Convulsant effects of Thujone is explained by its interaction with GABA dependent chloride channels, so thujone acts like naturally or synthetic convulsive agents.
Beside from brain damage, absinthism is characterized by gastrointestinal problems, risk of psychiatric disease and even suicide.
Furthermore a clinical report, published in the Boston Medical and Surgical Journal (today New England Journal of Medicine), describes the latter symptom of a case of absinthe intoxication as a episode of acute porphyria: thujone could interfere with hepatic heme synthesis, in fact upon its addiction, in vitro, a marked accumulation of protoporphyrin was observed.
This effect is explained with the pathway of metabolization by the hepatic cytocrome P-450 system: an high concentration of the thujone in the drinkers reduces the rate of its metabolism, in the liver it can produce its porphyrogenic effect that leads to porphyric crises.
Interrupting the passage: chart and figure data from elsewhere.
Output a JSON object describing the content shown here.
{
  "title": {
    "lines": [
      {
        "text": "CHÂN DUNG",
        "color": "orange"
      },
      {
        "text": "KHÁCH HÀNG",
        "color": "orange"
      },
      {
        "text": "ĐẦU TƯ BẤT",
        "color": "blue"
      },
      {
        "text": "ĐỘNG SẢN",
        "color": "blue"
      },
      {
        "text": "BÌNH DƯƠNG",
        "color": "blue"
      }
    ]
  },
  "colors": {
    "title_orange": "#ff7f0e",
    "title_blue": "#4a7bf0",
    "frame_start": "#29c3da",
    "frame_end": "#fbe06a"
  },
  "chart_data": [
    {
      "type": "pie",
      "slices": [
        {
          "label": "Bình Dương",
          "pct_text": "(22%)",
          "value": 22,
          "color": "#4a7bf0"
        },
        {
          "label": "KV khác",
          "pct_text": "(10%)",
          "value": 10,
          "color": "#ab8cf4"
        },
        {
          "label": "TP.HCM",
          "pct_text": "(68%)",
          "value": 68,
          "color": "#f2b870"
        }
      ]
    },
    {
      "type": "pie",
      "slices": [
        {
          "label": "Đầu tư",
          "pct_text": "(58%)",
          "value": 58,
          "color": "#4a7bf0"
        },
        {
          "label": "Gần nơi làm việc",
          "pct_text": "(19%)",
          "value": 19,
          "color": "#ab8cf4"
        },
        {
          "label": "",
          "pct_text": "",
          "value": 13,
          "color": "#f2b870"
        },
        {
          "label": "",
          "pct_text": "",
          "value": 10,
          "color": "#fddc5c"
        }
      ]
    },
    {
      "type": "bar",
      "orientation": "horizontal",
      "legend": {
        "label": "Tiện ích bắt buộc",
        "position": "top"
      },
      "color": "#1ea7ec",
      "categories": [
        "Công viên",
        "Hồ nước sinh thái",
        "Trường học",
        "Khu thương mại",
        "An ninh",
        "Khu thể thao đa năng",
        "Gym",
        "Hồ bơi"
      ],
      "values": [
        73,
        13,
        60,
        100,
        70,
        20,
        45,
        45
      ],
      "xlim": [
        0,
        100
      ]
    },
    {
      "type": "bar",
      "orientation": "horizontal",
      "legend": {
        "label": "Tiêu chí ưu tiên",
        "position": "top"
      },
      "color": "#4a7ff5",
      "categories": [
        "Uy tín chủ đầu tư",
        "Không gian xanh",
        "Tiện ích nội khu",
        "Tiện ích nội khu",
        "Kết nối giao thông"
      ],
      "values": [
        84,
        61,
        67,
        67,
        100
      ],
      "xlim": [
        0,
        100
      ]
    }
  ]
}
Since 1990 the Absinthe is marketable again and Despite the adoption of maximum limits of α-/β-thujone, the consume of absinthe could lead to the return of absinthism, in fact a second opinion blamed other substances contained in the spirit (such as Sweet Calamus or Tansy), and not thujone, as causes of this intoxication.
Besides the well-known properties of Absinthe, modern studies were designed to investigate the potential protective effects of Artemisia Absinthium on cerebral oxidative stress and damage as well as behavioral disturbances induced by cerebral ischemia and reperfusion injiury.
The major pathobiological mechanisms of ischemia and reperfusion injiury include:
These changes appear after the reperfusion of the area damaged by focal ischemia usually due to the middle cerebral artery occlusion; they are associated with the over-production of Reactive Oxygen Species by neural tissue.
Results of a study suggest that Absinthe is neuroprotective and may prove to be useful adjunct in the treatment of stroke. The brain oxidative stress and damage and behavioral deficits were significantly attenuated by the pre-treatment with the methanol extract of Artemia Absinthium.
Promising results relating to the therapeutic uses of Absinthe were also obtained in previous studies on Crohn’s Disease and on its hepatoprotective activity.
The surprising disparity between the toxic and protective effects of this plant require a careful risk-benefit analysis before the application on humans but it is important to exploit all benefits of this substances in spite of its colourful history.